Approche sociolinguistique de l’immigration hispanoaméricaine de 1990-2008 en Espagne ou l’étude
des rapports entre cette vague migratoire, une dynamique politico-culturelle et ses transpositions en
droit.

Sous la direction d’Anne-Marie Chabrolle-Cerretini (ATILF / Université de Lorraine – CNRS)

 

À travers le double prisme migratoire et linguistique, ce projet propose une approche globale de l’étude de la variation de la langue espagnole, avec pour terrain d’étude l’immigration hispanoaméricaine des années 1990-2008 en Espagne. L’architecture de cette recherche permet l’articulation de différents axes concourant à un même objectif : caractériser les relations de pouvoir entre Espagne et Amérique hispanique en adoptant une lecture résolument sociolinguistique. Ce flux migratoire massif, issu des pays de l’ex-Couronne espagnole, en direction des terres historiques de la langue renvoie à un passé colonial et à une situation hispanophone encore marquée par l’hégémonie de la variation péninsulaire.
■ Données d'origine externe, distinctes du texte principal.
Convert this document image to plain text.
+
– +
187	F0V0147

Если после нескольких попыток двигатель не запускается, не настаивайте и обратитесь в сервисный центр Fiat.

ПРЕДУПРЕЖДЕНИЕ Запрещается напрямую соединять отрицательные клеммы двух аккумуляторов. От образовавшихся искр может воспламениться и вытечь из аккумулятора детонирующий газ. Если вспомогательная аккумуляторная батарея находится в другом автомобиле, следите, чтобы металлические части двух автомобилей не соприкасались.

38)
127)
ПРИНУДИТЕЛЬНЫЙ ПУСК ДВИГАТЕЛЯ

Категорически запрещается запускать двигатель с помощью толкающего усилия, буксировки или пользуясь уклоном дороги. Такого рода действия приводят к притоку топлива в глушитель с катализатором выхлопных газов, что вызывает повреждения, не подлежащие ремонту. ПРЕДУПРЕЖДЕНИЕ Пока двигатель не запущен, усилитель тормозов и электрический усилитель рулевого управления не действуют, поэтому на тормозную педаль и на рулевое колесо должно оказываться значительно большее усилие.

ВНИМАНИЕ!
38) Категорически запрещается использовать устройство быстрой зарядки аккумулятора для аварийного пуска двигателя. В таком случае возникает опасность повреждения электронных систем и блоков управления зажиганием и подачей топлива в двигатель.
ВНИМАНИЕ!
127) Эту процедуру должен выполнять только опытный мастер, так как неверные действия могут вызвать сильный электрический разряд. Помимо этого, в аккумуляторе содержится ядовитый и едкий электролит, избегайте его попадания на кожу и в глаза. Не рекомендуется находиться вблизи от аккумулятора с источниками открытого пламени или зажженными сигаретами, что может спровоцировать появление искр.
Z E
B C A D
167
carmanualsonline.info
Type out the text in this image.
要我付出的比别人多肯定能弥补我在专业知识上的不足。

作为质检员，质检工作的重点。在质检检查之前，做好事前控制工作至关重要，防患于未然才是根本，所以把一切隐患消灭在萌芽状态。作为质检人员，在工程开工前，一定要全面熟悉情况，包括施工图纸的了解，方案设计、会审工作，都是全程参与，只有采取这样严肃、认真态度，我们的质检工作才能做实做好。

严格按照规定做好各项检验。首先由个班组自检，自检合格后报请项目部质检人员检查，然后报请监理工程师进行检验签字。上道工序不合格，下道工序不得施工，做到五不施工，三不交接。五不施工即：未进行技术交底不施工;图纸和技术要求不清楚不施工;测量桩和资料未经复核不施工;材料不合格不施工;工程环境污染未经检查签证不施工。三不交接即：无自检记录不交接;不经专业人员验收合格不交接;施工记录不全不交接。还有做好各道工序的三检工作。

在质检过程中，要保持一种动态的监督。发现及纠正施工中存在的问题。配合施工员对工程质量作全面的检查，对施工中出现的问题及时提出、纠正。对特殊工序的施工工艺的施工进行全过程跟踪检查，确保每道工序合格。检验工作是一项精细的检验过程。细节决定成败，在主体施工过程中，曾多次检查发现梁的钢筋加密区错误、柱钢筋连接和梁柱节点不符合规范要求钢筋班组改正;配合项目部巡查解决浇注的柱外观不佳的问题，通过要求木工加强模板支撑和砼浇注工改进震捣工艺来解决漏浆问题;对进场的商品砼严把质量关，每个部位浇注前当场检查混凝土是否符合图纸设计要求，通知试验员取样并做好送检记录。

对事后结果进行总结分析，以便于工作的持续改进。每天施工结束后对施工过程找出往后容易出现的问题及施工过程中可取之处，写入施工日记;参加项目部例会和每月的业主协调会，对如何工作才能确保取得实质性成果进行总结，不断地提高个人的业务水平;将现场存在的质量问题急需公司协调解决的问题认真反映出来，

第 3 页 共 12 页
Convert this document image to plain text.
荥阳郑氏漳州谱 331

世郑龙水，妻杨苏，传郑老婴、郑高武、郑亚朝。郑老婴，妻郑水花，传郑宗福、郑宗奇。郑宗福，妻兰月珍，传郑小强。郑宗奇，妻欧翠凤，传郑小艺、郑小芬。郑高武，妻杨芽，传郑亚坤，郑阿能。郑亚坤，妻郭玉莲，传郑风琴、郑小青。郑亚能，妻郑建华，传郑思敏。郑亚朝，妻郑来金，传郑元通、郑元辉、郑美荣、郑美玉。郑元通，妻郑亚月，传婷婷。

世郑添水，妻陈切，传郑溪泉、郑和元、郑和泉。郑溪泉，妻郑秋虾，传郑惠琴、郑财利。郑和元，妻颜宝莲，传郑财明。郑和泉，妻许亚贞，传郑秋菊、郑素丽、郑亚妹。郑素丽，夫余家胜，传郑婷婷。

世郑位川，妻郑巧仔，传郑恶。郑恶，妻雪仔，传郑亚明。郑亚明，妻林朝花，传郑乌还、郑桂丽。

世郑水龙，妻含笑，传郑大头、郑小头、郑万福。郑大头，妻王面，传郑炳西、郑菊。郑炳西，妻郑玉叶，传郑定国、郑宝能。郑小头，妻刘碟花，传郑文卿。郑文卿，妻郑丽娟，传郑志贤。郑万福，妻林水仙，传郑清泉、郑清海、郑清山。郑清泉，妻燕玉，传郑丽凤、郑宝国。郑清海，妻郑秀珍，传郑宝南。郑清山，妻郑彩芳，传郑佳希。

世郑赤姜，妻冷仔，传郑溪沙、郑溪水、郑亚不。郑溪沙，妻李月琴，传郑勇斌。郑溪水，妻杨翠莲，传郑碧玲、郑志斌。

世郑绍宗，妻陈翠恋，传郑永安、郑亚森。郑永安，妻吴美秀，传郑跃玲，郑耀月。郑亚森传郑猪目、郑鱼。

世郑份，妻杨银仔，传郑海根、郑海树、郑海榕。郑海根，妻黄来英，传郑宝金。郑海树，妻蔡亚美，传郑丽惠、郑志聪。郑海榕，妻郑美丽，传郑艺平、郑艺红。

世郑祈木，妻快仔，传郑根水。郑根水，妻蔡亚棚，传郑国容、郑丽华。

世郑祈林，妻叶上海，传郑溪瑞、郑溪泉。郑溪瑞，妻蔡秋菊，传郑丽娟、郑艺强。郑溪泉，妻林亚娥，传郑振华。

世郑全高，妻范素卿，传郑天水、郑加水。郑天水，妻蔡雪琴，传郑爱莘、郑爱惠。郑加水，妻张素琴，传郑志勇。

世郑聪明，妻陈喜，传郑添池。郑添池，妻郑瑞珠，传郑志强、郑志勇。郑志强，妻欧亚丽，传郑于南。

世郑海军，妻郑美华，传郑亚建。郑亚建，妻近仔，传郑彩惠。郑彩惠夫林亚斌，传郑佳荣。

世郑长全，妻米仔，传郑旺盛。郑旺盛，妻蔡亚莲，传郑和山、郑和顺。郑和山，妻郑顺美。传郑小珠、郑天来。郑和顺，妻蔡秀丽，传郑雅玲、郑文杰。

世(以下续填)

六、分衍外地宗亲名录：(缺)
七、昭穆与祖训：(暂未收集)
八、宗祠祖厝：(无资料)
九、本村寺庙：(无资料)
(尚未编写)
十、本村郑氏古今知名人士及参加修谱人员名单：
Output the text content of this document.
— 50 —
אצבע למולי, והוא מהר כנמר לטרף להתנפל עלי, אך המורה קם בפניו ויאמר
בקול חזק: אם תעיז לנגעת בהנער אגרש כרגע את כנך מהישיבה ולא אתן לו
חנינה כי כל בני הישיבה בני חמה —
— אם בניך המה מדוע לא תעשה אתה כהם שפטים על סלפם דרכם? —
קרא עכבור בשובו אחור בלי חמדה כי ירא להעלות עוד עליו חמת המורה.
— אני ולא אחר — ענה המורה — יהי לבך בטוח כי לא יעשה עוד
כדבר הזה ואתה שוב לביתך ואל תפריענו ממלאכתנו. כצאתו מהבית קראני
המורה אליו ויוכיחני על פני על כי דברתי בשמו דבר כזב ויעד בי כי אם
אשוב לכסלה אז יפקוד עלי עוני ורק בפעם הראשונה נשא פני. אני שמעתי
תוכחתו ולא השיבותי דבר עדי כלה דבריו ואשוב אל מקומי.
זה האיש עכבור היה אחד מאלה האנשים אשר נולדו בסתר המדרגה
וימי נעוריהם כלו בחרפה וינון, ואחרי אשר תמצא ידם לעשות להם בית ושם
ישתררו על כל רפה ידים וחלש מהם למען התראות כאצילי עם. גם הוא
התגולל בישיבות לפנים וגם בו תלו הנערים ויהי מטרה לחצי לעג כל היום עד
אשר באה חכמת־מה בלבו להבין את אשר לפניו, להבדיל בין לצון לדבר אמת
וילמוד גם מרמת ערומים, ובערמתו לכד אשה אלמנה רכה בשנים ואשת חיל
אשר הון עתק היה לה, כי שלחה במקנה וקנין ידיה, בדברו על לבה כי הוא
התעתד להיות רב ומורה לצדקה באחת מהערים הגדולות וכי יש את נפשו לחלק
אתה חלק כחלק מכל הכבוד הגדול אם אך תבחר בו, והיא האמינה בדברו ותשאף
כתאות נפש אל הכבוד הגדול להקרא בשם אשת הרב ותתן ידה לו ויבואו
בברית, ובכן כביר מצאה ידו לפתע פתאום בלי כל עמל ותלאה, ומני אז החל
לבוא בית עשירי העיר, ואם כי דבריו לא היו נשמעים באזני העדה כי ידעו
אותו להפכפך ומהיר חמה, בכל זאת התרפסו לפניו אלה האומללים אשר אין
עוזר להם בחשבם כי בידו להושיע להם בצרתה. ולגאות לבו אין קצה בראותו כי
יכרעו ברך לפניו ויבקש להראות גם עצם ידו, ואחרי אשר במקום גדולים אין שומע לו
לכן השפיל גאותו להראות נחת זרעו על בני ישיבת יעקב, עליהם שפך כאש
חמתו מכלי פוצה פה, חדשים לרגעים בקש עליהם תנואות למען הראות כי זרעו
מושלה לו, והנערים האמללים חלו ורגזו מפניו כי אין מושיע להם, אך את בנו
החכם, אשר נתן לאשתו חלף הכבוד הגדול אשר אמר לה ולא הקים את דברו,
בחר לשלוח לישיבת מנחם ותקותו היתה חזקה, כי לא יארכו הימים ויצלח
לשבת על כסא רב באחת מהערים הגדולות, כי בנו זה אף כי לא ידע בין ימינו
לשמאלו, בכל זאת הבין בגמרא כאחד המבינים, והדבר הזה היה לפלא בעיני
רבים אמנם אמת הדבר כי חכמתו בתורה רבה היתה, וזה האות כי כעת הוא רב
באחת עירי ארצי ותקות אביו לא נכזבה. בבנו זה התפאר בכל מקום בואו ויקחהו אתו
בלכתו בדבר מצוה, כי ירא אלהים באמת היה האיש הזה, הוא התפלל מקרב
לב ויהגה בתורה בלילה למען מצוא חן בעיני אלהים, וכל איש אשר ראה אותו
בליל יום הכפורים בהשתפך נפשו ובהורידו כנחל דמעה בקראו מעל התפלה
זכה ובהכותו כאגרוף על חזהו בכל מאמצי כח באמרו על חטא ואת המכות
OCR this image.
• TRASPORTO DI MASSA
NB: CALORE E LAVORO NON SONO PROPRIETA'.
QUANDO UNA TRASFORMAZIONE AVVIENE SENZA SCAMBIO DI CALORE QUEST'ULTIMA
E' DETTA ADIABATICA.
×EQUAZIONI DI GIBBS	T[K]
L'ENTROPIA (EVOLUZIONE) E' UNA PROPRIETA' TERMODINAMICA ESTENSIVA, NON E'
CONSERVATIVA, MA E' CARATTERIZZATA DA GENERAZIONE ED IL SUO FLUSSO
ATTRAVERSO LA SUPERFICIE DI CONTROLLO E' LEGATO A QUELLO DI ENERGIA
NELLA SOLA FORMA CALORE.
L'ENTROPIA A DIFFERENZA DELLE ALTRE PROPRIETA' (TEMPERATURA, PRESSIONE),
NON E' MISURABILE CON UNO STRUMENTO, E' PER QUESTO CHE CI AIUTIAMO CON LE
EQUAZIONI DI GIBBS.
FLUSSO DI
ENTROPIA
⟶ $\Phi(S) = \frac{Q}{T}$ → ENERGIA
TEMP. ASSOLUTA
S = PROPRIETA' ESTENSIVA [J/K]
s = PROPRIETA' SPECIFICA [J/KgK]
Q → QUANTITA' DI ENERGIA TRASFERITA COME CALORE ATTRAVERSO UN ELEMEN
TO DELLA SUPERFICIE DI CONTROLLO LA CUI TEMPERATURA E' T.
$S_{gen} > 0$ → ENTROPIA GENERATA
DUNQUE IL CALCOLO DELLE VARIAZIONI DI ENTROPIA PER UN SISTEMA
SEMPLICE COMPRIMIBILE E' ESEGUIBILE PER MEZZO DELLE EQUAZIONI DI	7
La mise en parallèle de trois axes : la représentation par les hispanoaméricains de leur propre variation, la gestion des politiques linguistiques panhispanistes par les Académies et les textes juridiques de cette période, relatifs à la gestion des contingents de populations hispanoaméricaines en Espagne, devrait permettre d’aboutir à un état des lieux précis de la hiérarchisation des variations de l’espagnol. Ce choix devrait permettre, entre autres résultats, de mesurer les changements éventuels de perceptions par les locuteurs de leur variété, de revisiter les concepts de norme et d’usage, d’estimer le traitement par l’Académie espagnole des différentes variations de la langue par rapport à l’étalon péninsulaire et de rendre compte de la façon dont cette institution très réactive régule une adaptation incontournable à la situation de l’hispanophonie dans le monde.